OSNews

Really like RSA-key (aka password-less) login. Makes it much easier to implement automated stuff involving more than one machine.

The author has a nice list of tricks, I even learned a thing or two, like how mc (midnight commander handles fish and ssh protocols). My favorite ftp client lftp handles ftp, fish(sftp), and http protols and makes it easy to get and upload files to remote box.

You can find my list of favorite ssh tips at
uadmin.blogspot.com/2006/02/ssh-tips.html it includes how to access boxes behind a firewall, like they are on your own system. I even includes a script that automates logging into a box behind a firewall, using lftp, another trick it has, is if you need shell access, just shell out with "!", and type ssh 2200, and it will give you a full shell to the remote box, that is behind the firewall, not two steps like it would usually take to get to the box.

Gotta love the power of ssh.

SSH is powerful, useful, and I couldn't live without it. I am constantly moving files between my machines over SSH, I do all the installing and administration usually over SSH, and I have already setup some automatic scripts on both machines to run over SSH when certain conditions are met. More specifically, NFS is faster than SSH, so I like to make the stuff available on PC1 available on PC2 over NFS, so PC2 checks on boot if PC1 is on, and mounts the NFS share. If PC1 is off, it will check on boot if PC2 is on, and mount the NFS share, using SSH and automatic login. Also, when PC1 is going down/rebooted, it checks again if PC2 is on, and unmounts the NFS share on it. This is just *so* useful.

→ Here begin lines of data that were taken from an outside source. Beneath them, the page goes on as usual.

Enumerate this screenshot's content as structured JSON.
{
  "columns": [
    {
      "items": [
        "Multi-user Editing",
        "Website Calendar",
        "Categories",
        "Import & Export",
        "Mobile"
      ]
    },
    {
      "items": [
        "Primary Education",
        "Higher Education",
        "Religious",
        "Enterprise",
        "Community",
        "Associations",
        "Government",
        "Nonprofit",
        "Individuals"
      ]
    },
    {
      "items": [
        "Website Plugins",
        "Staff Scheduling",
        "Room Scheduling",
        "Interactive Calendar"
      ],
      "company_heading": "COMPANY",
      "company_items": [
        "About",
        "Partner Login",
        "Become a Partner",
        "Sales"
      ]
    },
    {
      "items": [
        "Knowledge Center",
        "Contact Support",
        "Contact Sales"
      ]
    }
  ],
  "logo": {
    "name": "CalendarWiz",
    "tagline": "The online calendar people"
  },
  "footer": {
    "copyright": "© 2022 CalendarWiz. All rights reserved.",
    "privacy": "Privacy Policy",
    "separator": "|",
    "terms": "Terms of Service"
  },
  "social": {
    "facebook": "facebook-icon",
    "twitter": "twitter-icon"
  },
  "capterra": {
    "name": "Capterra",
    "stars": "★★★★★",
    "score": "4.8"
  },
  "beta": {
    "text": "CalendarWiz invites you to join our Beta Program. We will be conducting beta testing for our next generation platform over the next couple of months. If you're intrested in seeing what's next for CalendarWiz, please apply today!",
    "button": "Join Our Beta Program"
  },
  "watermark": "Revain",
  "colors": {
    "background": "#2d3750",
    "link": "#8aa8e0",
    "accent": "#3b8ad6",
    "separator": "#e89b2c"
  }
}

Nautilus rocks when I gotta use SSH to manage files..

Which tricks ?
He is just using ssh just as every sysadmin every day.
All is described in the man page. Why reinvent the wheel ?

If you set up passwordless logins, anyone who gets ahold of your key can login to anywhere you've put as an authorized key -- this is a horrible security hole and should be highly discouraged.

What is FAR better is to use ssh-agent (or the windows equivilant peagant) to keep your passcode so you only have to input once -- this means you functionally have passwordless logins for your session after to type it in once, but you are still not hosed if someone steals your key.

This should be SSH 101, not some "tip" to undermine the security of the system you log into.

There's a new SSH standard for using Kerberos for host and user authentication. It's called gssapi-keyexchange. With it, you don't need to manage ssh-specific host kets and known_hosts files, which can be a real win for very large sites. It's a shame the author didn't mention it.

interesting article...
nothing amazingly new but certainly something that not everyone is familar with...

An oldy that I use alot is the tar pipe over ssh. Eg. :

$ tar cf - /home/myuser | compress -c | ssh user@host " ( uncompress -c | tar xvf - ) "

Surprised not to see it mentioned.

Numerous other apps can use SSH. I use svn for version control over ssh with password-less auth. Rsync is another big one -- excellent for transfering a whole website to the host securely. And, rsync only transfers modified files, which makes the whole process of updating a huge site secure and painless.

svn co svn+ssh://repo/module
svn commit # and svn commits over ssh tunnel

rsync -e ssh src [user@host:]dest

Why the extra pipes with compress? Just add -j (BZip2) or -z (GZip) to the tar command to do the compression/uncompression automatically in one go.

"It's a shame the author didn't mention it."

Maybe he didn't want to write a 5000 word essay on how to configure kerberos.

"When the program asks for the key password, we should just press ENTER - this way, a passwordless key will be created."

This is such bad advice it hurts my brain. Hasn't this guy heard of ssh-agent?

maybe he is using ssh only on his local network where a password isnt needed? maybe???

Using SSHFS in a wireless local network is a lot more secure than NFS or Samba shares. Couple it with ssh-agent and you get hassle-free and very secure file sharing between your computers in the network.

Except for one minor issue I've had: For some reason, SSHFS crashes and sometimes even makes the whole system crash. At least if you're running Ubuntu (tested in Hoary, Breezy and Dapper). I've tried it with several machines and it's always the same thing. When you unmount shares, it says "Segmentation fault" and sometimes the graphics in your X session gets garbled and the whole system crashes. If anyone knows what's wrong, any advice would be much appreciated.

I must share a tip I'm using daily. Commuting to work, I sometimes need to spend half an hour waiting for a train on a public train station. They have a wireless Internet connection you may use if you pay for it. However, by changing the SSH port on my server to e.g. 7722, I can now connect to it using 'ssh -p 7722 my.server.com' and use the Internet connection for free! I know, it may not be perfectly legal, but in my opinion they should blame themselves for not disabling the traffic on the port.

Anyway, if you often spent time on public paid-for wireless spots, go ahead and try it out!

"maybe he is using ssh only on his local network where a password isnt needed? maybe???"

That's no excuse for teaching bad and insecure habits.

"picking your nose is a bad habit....nothing wrong with doing it at home though!"

Noone's actively trying to teach you to pick your nose though.